1 ... Steel pipe, 10 ... Upper end, 11 ... Inner peripheral surface, 12 ... Outer surface, 13 ... Lower end, 2 ... Penetration means, 3 ... Extraction means, 4 ... Supply pipe, 40 ... Inlet, 41 ... Discharge port, 5 ... Discharge means, 51 ... Pump, 52 ... Hose, 53 ... Tank, 6 ... Construction equipment, 60 ... Wire, 61 ... Vehicle, 62 ... Crane, 63 ... Control device, 9 ... Ground improvement device, C ... Improved body, D1 ... arrow, D2 ... arrow, D3 ... arrow.

Claims (3)

Steps to penetrate the steel pipe into the ground,
A step of discharging the solidifying material from the lower end of the steel pipe while pulling out the steel pipe from the ground, and filling the tubular space occupied by the steel pipe in the ground with the solidifying material.

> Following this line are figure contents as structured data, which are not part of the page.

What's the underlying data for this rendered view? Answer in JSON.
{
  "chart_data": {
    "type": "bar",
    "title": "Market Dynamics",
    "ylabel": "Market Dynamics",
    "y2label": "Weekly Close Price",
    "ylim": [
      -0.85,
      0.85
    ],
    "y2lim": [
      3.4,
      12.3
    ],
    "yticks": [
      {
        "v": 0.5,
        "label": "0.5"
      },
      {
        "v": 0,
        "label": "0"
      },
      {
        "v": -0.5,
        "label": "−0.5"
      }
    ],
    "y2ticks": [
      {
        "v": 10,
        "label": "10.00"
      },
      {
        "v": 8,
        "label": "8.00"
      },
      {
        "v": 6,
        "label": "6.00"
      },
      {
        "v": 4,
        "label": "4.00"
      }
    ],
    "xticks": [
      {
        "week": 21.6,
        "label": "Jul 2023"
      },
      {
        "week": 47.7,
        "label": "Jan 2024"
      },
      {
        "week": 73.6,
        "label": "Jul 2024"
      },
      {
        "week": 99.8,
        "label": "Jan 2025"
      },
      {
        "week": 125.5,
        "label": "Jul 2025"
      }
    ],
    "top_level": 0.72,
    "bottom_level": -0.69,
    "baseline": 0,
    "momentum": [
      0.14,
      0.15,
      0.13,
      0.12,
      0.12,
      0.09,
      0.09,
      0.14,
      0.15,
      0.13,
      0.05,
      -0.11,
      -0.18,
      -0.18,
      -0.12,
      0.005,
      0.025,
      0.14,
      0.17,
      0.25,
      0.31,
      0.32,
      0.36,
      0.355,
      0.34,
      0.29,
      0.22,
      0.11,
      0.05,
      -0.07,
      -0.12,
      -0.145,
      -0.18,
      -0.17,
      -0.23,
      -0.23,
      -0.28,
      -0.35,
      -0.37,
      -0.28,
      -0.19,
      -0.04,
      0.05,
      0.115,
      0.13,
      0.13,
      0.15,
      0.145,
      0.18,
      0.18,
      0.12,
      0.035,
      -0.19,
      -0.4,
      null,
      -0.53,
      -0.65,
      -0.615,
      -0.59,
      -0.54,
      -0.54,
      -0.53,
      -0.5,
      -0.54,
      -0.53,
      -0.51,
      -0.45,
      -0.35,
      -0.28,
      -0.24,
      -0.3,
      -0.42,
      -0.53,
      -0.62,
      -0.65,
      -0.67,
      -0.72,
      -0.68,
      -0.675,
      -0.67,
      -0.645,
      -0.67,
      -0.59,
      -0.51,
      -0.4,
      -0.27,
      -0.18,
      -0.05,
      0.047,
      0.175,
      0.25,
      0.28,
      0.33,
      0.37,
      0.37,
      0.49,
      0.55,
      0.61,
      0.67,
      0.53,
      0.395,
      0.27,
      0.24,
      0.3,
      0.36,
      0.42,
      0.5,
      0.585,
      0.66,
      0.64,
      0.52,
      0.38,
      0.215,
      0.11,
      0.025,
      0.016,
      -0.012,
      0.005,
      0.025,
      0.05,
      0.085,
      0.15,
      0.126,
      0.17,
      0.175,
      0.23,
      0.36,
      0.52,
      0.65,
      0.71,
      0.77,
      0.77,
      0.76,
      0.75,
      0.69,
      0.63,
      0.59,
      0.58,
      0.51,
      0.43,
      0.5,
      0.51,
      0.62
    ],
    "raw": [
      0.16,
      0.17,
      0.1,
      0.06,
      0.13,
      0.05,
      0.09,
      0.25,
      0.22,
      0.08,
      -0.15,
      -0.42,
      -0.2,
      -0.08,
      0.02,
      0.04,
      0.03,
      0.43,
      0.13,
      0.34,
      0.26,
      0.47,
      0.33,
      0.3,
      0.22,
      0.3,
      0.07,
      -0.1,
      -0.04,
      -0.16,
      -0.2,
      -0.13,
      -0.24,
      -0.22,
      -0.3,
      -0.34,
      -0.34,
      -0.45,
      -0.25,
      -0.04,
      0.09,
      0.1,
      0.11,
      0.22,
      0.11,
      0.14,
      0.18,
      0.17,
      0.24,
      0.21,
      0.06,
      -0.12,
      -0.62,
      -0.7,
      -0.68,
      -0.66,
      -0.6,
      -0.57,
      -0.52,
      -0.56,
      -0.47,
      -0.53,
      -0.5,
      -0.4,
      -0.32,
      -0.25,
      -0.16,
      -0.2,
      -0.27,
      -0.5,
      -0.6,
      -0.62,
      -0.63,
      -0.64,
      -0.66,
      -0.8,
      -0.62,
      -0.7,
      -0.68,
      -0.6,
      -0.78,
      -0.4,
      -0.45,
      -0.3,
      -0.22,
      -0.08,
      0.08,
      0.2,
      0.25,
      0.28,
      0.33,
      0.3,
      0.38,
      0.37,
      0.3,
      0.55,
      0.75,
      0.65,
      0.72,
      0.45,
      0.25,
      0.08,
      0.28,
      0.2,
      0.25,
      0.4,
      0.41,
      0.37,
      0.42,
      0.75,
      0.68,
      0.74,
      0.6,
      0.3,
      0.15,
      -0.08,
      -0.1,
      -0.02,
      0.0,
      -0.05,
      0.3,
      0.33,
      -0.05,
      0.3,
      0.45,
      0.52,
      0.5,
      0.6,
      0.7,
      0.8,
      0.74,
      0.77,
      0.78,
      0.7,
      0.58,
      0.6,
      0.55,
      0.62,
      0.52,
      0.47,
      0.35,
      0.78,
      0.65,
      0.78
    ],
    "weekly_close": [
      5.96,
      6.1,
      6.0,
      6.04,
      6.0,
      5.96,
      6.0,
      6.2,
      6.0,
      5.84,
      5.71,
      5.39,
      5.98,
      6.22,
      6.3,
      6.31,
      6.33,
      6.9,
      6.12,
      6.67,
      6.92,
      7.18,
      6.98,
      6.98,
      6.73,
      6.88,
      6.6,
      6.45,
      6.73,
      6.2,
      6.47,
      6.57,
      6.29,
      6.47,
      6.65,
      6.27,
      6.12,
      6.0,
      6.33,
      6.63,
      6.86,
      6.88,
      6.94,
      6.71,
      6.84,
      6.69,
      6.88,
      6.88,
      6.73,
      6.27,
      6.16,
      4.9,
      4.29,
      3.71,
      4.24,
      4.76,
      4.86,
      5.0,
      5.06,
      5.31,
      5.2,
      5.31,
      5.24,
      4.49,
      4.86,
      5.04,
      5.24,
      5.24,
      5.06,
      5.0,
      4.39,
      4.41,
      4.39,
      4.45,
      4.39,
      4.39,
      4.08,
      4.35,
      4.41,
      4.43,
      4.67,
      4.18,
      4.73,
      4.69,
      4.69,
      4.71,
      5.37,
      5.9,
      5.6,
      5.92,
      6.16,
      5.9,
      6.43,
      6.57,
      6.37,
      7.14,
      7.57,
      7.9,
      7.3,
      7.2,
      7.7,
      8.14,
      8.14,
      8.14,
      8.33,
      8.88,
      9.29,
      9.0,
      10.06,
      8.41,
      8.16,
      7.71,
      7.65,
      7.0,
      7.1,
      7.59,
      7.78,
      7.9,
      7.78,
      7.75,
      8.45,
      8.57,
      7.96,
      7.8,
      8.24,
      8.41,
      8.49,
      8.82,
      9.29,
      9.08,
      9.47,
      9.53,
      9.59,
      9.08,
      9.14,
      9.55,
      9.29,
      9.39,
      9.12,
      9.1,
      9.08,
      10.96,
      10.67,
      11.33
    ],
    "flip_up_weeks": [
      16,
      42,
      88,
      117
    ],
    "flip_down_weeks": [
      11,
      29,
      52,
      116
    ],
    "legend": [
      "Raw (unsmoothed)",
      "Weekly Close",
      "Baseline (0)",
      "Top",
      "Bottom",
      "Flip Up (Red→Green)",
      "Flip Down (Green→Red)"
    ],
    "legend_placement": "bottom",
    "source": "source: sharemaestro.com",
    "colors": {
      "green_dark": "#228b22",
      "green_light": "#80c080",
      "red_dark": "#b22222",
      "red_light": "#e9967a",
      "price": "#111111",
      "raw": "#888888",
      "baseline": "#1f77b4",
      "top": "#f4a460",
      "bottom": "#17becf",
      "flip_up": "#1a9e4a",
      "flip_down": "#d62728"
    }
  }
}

A step of solidifying the solidifying material filled in the space to form a tubular improved body, and
Ground improvement method having. An apparatus used in the ground improvement method according to claim 1.
With steel pipe
Penetration means for penetrating the steel pipe into the ground and
Withdrawing means for pulling out the steel pipe from the ground,
A solidifying material supply pipe having a discharge port at the lower end of the steel pipe,
Discharging means for discharging the solidifying material from the discharge port and
Ground improvement equipment with. A tubular improved body generated in the ground by the ground improving method according to claim 1.